It’s one thing to feel gratitude and it’s quite another to express it…especially when you feel thankful for another person.
It’s that time of year, at least in the United States, when we reflect on the blessings in our lives. A great thing to do.
But let’s talk about all those times when we feel appreciation for something someone has done, or just for who they are in our life…and yet we don’t tell them. We think “Oh, he knows how much I appreciate the work he did on that project. I said so…didn’t I?” or “She knows how much I value her wisdom and leadership” or “My staff knows how proud I was of their presentation.”
The answer to those questions is “Maybe they do.” But the truth is, we can’t hear appreciation often enough. I read a quote recently that said something like “All that anyone really wants is to feel good about themselves” …and it went on to say that we can each contribute to others feeling good by expressing the true appreciation we feel for them.

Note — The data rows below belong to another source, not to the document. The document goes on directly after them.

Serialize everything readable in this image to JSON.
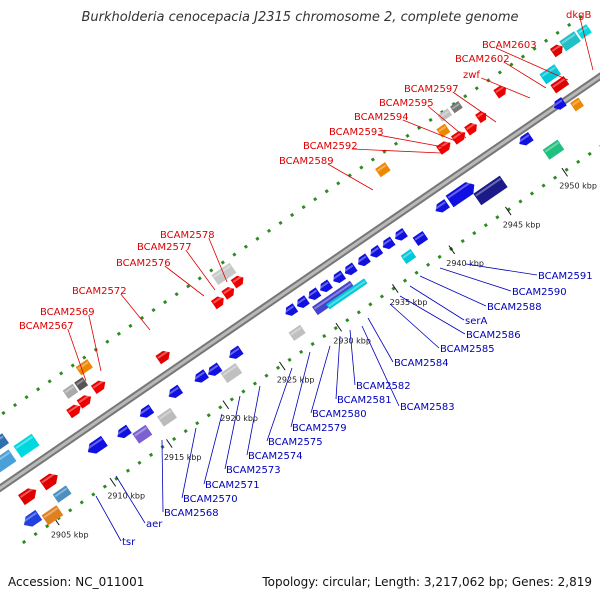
{
  "header": {
    "title": "Burkholderia cenocepacia J2315 chromosome 2, complete genome"
  },
  "footer": {
    "accession": "Accession: NC_011001",
    "summary": "Topology: circular; Length: 3,217,062 bp; Genes: 2,819"
  },
  "colors": {
    "top_label": "#dd0000",
    "bottom_label": "#0000bb",
    "backbone": "#999999",
    "dots": "#2e8b22"
  },
  "kbp_labels": [
    "2905 kbp",
    "2910 kbp",
    "2915 kbp",
    "2920 kbp",
    "2925 kbp",
    "2930 kbp",
    "2935 kbp",
    "2940 kbp",
    "2945 kbp",
    "2950 kbp"
  ],
  "top_labels": [
    {
      "text": "dkgB"
    },
    {
      "text": "BCAM2603"
    },
    {
      "text": "BCAM2602"
    },
    {
      "text": "zwf"
    },
    {
      "text": "BCAM2597"
    },
    {
      "text": "BCAM2595"
    },
    {
      "text": "BCAM2594"
    },
    {
      "text": "BCAM2593"
    },
    {
      "text": "BCAM2592"
    },
    {
      "text": "BCAM2589"
    },
    {
      "text": "BCAM2578"
    },
    {
      "text": "BCAM2577"
    },
    {
      "text": "BCAM2576"
    },
    {
      "text": "BCAM2572"
    },
    {
      "text": "BCAM2569"
    },
    {
      "text": "BCAM2567"
    }
  ],
  "bottom_labels": [
    {
      "text": "BCAM2591"
    },
    {
      "text": "BCAM2590"
    },
    {
      "text": "BCAM2588"
    },
    {
      "text": "serA"
    },
    {
      "text": "BCAM2586"
    },
    {
      "text": "BCAM2585"
    },
    {
      "text": "BCAM2584"
    },
    {
      "text": "BCAM2583"
    },
    {
      "text": "BCAM2582"
    },
    {
      "text": "BCAM2581"
    },
    {
      "text": "BCAM2580"
    },
    {
      "text": "BCAM2579"
    },
    {
      "text": "BCAM2575"
    },
    {
      "text": "BCAM2574"
    },
    {
      "text": "BCAM2573"
    },
    {
      "text": "BCAM2571"
    },
    {
      "text": "BCAM2570"
    },
    {
      "text": "BCAM2568"
    },
    {
      "text": "aer"
    },
    {
      "text": "tsr"
    }
  ]
}
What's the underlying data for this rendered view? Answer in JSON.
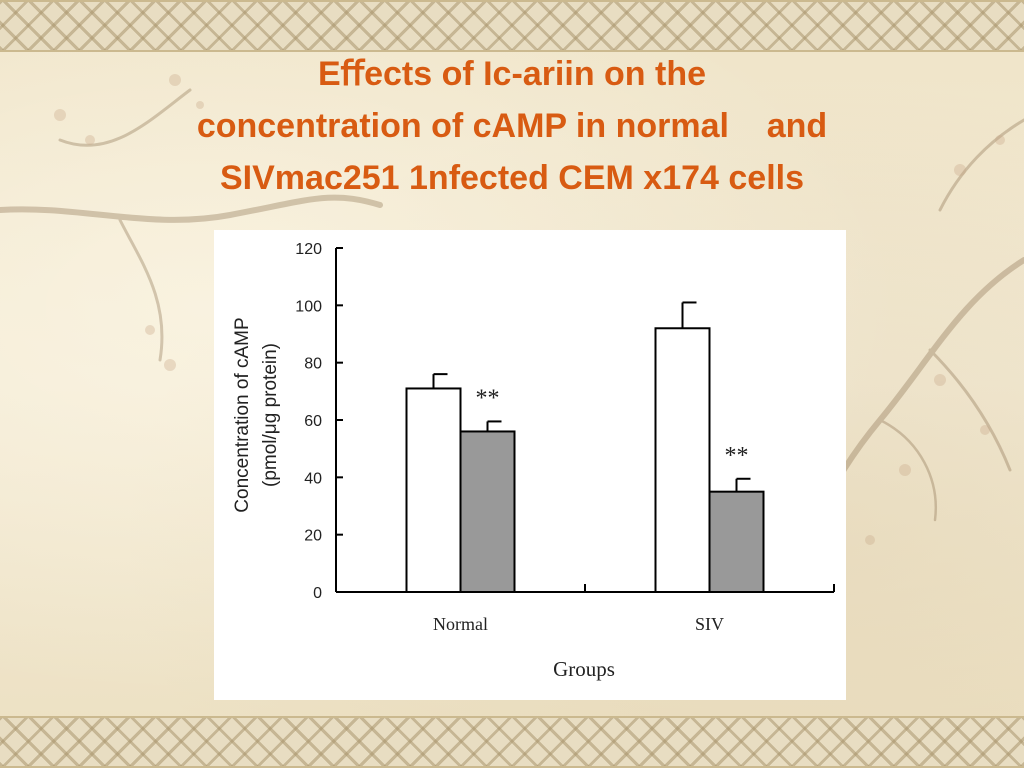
{
  "slide": {
    "title_lines": [
      "Eﬀects of Ic-ariin on the",
      "concentration of cAMP in normal    and",
      "SIVmac251 1nfected CEM x174 cells"
    ],
    "title_color": "#d85b12"
  },
  "chart_data": {
    "type": "bar",
    "categories": [
      "Normal",
      "SIV"
    ],
    "series": [
      {
        "values": [
          71,
          92
        ],
        "errors": [
          5,
          9
        ],
        "color": "#ffffff"
      },
      {
        "values": [
          56,
          35
        ],
        "errors": [
          3.5,
          4.5
        ],
        "color": "#999999",
        "annotations": [
          "**",
          "**"
        ]
      }
    ],
    "xlabel": "Groups",
    "ylabel": [
      "Concentration of cAMP",
      "(pmol/μg protein)"
    ],
    "ylim": [
      0,
      120
    ],
    "yticks": [
      "0",
      "20",
      "40",
      "60",
      "80",
      "100",
      "120"
    ],
    "grid": false
  }
}
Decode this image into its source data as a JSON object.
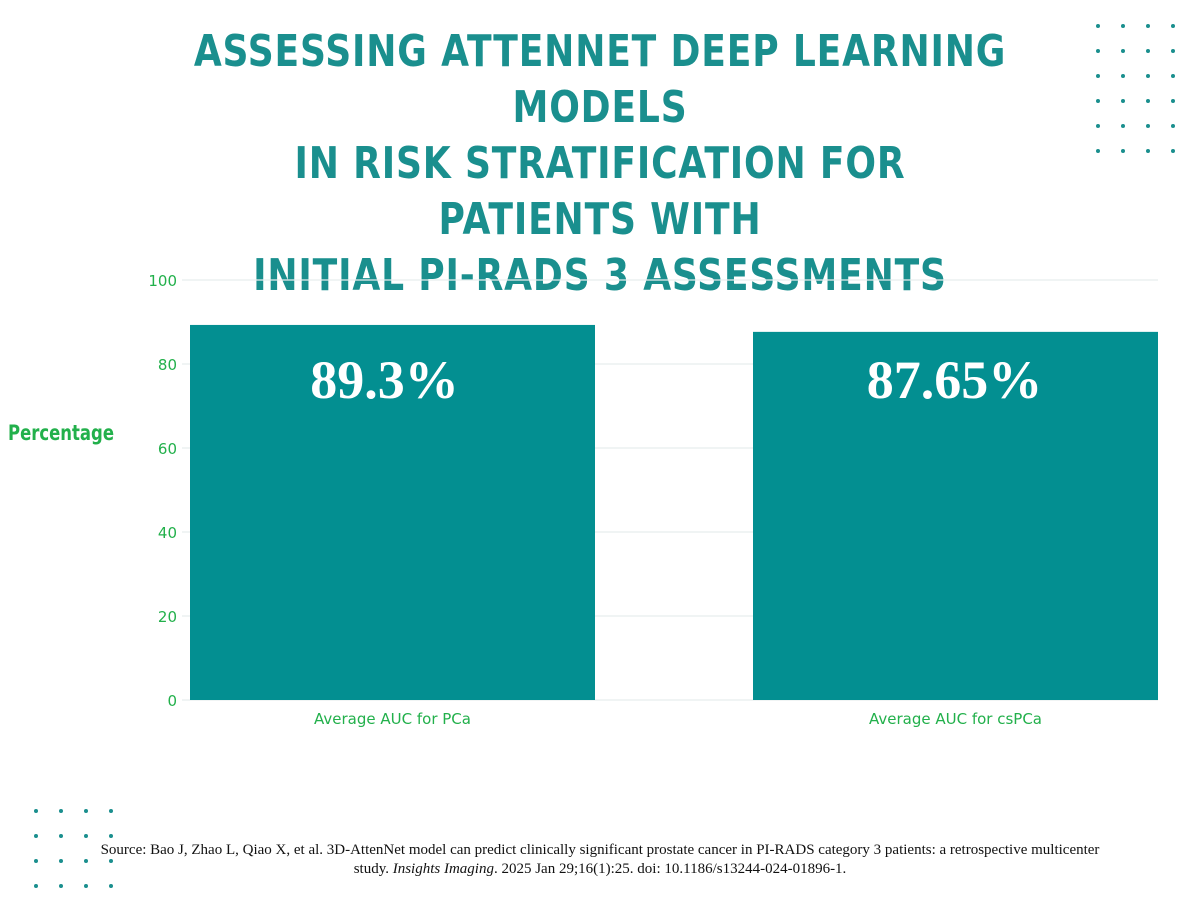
{
  "title_lines": [
    "ASSESSING ATTENNET DEEP LEARNING MODELS",
    "IN RISK STRATIFICATION FOR PATIENTS WITH",
    "INITIAL PI-RADS 3 ASSESSMENTS"
  ],
  "source": {
    "before_journal": "Source: Bao J, Zhao L, Qiao X, et al. 3D-AttenNet model can predict clinically significant prostate cancer in PI-RADS category 3 patients: a retrospective multicenter study. ",
    "journal": "Insights Imaging",
    "after_journal": ". 2025 Jan 29;16(1):25. doi: 10.1186/s13244-024-01896-1."
  },
  "colors": {
    "title": "#1a8f8e",
    "bar": "#038f91",
    "axis_text": "#22b04b",
    "gridline": "#e6eeee",
    "bar_label": "#ffffff",
    "dots": "#1a8f8e"
  },
  "chart_data": {
    "type": "bar",
    "categories": [
      "Average AUC for PCa",
      "Average AUC for csPCa"
    ],
    "values": [
      89.3,
      87.65
    ],
    "data_labels": [
      "89.3%",
      "87.65%"
    ],
    "ylabel": "Percentage",
    "xlabel": "",
    "ylim": [
      0,
      100
    ],
    "yticks": [
      0,
      20,
      40,
      60,
      80,
      100
    ],
    "grid": true,
    "legend": "none"
  }
}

The other thing that happens is that we express it to others, but not to the person for whom we feel the admiration or gratitude.
Whenever I hear someone say something nice about a person who is not present, I ask if they have expressed their appreciation directly to that person? Often the answer is “no,” along with an explanation about how the other person knows it. And I say “tell them again.”
This is especially important for bosses and supervisors. Tell your employees how much you value them; how much you appreciate their time and commitment. Studies have shown that what employees want most from their employer is not more money, but validation and appreciation. Gee, that’s an easy line item to add to the payroll! And yet sadly, so many supervisors don’t seem to have that currency to give.
But don’t forget – in the workplace, appreciation goes both ways. Bosses need to hear it also. Last year in my corporate job, I received a performance bonus, as did all other employees. I was hoping for more than I received but I realized that it was a “bonus,” not an entitlement. I then sent a “thank you” email to the management team. The Chief Operating Officer told me he appreciated my message. He also mentioned that out of 87 employees, only a handful thanked him for their bonus.
I feel so strongly about this subject because, to be perfectly honest I more often think critical thoughts about others (a long-standing habit stemming from my over-analytical thinking, among other things). I am a recovering criticizer, trying to shift my perspective to people’s positive traits. I want to make improvements in this arena because it’s so important to both my personal life and my business life. I certainly know how deeply touched I feel when someone tells me that they appreciate me.
The message here is simple:
- None of us feels completely self assured or confident
- Everyone is deeply touched by a sincere compliment
- Expressed appreciations make people feel good
- Why not make someone’s day?
- Tell them specifically how you think they are awesome
And then make a commitment to look for more positive aspects of all the people in your life – even the ones who sometimes drive you crazy! (you know – the people you will be having dinner with on Thursday) 🙂
Go ahead. Express appreciations. And don’t forget that special someone – yourself. Mutter it under your breath or go look in the mirror. But be bold and tell him or her….that s/he rocks!